Mehr Ladungssicherheit für Schwertransporte

Mit einem Hydrauliktrailer lassen sich die Auswirkungen von Notbremsungen simulieren.
Mit einem Hydrauliktrailer lassen sich die Auswirkungen von Notbremsungen simulieren.
Quelle: Prof. Dr. Carsten Dorn

Student der Hochschule Bremerhaven untersucht Auswirkungen von Notbremsungen auf schwere Ladegüter

Wenn Ladegüter nicht ausreichend gesichert sind, führt dies immer wieder zu Verkehrsunfällen. Besonders bei plötzlichen Brems- und Ausweichmanövern kann die Ladung verrutschen und im schlimmsten Fall auf die Straße fallen.  Mit der Frage, wie sich eine Notbremsung auf einen Schwertransport auswirkt, hat sich der Student Felix Thole beschäftigt. Für seine Bachelorarbeit im Studiengang Transportwesen/Logistik an der Hochschule Bremerhaven führte er auf dem Testgelände des Forschungs- und Technologiezentrums Ladungssicherung Selm gGmbH Versuche mit einem selbstfahrenden Hydrauliktrailer durch. Unterstützt wurde er dabei durch die Unternehmen dteq Transport Engineering Solutions GmbH, Fahrenholz Industrie Service sowie F&T LaSiSe. Die Ergebnisse sollen in die weitere Forschung einfließen und den Transport schwerer Güter in Zukunft noch sicherer machen. Insbesondere Güter mit einer Masse von 100 bis 1500 Tonnen stehen dabei im Fokus.
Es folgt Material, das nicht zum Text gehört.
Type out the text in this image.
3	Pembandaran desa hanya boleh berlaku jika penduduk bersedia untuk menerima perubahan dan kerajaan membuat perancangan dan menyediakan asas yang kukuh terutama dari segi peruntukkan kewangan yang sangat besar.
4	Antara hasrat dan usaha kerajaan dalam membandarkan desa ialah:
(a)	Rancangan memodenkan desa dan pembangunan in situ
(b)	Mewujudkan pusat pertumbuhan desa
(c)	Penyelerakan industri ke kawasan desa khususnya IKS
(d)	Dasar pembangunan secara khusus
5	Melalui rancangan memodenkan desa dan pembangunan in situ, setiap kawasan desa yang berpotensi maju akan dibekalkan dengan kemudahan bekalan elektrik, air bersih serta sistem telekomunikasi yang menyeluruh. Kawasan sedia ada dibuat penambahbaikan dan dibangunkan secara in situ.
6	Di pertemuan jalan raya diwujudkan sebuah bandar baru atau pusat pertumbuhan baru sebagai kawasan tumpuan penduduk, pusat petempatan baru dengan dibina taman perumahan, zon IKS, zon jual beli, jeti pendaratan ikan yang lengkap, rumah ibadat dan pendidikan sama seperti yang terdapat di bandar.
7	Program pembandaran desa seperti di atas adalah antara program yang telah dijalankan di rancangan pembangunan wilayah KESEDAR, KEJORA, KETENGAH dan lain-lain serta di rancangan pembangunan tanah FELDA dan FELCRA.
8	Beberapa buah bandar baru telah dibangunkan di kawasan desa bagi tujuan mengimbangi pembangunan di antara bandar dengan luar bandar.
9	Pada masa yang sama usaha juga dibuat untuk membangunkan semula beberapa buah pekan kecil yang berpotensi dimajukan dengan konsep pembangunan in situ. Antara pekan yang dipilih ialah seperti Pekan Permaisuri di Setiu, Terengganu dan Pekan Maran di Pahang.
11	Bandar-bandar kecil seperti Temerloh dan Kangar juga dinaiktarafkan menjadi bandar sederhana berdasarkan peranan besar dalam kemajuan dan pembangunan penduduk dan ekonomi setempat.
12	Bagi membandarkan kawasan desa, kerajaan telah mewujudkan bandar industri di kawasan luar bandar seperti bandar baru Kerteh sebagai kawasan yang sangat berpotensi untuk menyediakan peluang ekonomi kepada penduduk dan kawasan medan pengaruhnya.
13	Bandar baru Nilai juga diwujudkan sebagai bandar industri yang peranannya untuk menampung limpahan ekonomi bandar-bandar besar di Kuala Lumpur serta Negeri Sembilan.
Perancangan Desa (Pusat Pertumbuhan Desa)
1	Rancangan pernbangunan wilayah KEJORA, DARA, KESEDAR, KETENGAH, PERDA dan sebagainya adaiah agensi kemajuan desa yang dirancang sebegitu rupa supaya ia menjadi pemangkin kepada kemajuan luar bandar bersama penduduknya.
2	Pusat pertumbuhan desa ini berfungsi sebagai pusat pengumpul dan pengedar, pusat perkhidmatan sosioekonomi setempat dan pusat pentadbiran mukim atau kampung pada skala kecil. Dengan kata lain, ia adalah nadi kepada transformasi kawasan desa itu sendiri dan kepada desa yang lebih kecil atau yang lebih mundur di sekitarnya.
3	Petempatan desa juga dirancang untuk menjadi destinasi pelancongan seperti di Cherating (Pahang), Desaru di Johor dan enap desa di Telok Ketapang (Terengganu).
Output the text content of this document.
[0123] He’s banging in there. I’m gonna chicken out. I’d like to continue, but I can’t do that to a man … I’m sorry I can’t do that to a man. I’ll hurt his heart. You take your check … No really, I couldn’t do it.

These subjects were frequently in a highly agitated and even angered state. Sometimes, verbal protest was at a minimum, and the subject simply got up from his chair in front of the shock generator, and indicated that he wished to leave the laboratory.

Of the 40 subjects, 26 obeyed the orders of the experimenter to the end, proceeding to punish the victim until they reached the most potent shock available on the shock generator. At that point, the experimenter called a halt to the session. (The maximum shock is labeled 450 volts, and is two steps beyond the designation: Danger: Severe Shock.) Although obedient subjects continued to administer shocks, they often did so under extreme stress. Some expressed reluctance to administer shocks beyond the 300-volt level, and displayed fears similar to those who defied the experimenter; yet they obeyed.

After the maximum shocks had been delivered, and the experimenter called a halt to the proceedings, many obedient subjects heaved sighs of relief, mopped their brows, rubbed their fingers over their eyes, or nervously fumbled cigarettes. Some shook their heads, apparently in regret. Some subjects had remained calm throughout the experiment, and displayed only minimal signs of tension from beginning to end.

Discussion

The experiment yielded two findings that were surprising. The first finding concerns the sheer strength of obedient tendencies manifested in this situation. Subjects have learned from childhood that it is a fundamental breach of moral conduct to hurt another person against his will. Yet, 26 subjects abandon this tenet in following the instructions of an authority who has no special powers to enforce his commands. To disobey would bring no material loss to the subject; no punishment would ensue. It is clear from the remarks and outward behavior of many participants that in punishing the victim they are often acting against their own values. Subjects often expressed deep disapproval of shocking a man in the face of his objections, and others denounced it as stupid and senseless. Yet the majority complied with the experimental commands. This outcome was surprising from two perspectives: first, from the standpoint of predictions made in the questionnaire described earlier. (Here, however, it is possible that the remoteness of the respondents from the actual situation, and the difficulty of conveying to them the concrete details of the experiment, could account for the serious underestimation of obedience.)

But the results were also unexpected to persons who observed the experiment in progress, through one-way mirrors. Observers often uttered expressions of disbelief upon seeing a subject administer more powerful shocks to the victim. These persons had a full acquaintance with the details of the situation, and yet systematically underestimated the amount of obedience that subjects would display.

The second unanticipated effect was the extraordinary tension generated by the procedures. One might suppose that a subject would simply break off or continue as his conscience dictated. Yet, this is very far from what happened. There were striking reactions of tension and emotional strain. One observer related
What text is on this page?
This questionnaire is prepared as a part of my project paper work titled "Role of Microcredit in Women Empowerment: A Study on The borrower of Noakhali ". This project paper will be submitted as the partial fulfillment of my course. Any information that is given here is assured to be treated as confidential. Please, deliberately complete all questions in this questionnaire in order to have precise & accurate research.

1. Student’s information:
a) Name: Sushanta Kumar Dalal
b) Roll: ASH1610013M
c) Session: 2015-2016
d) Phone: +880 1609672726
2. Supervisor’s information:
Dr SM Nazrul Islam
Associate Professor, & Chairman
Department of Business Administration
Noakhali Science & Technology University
Um die Versuche durchführen zu können, musste zunächst die entsprechende Ausstattung zum Testgelände transportiert werden. „Wir mussten einen 80 Tonnen Tele-Autokran bestellen, um das Equipment zu entladen und den Versuchsaufbau durchzuführen. Dafür mussten drei acht Tonnen schwere Gewichte, die als Ladungssimulation dienten, in Position gehoben werden“, erklärt Thole. Zusätzlich wurde der Versuchsaufbau mit Messgeräten versehen. Über 4.000 Messwerte pro Sekunde konnten so pro Kanal aufgezeichnet werden. „Ziel war es herauszufinden, wie sich die Notbremsung auf die Ladung des Schwertransporters auswirkt. Dafür wurde gemessen, welche Beschleunigungen bei Geschwindigkeiten von 0,5 bis fünf Kilometern pro Stunde entstehen“, so Studiengangsleiter Prof. Dr.-Ing. Carsten Dorn. Um die Richtigkeit der ermittelten Werte zu gewährleisten, wurden für jede Geschwindigkeit jeweils fünf Messungen im unbeladenen und im beladenen Zustand durchgeführt.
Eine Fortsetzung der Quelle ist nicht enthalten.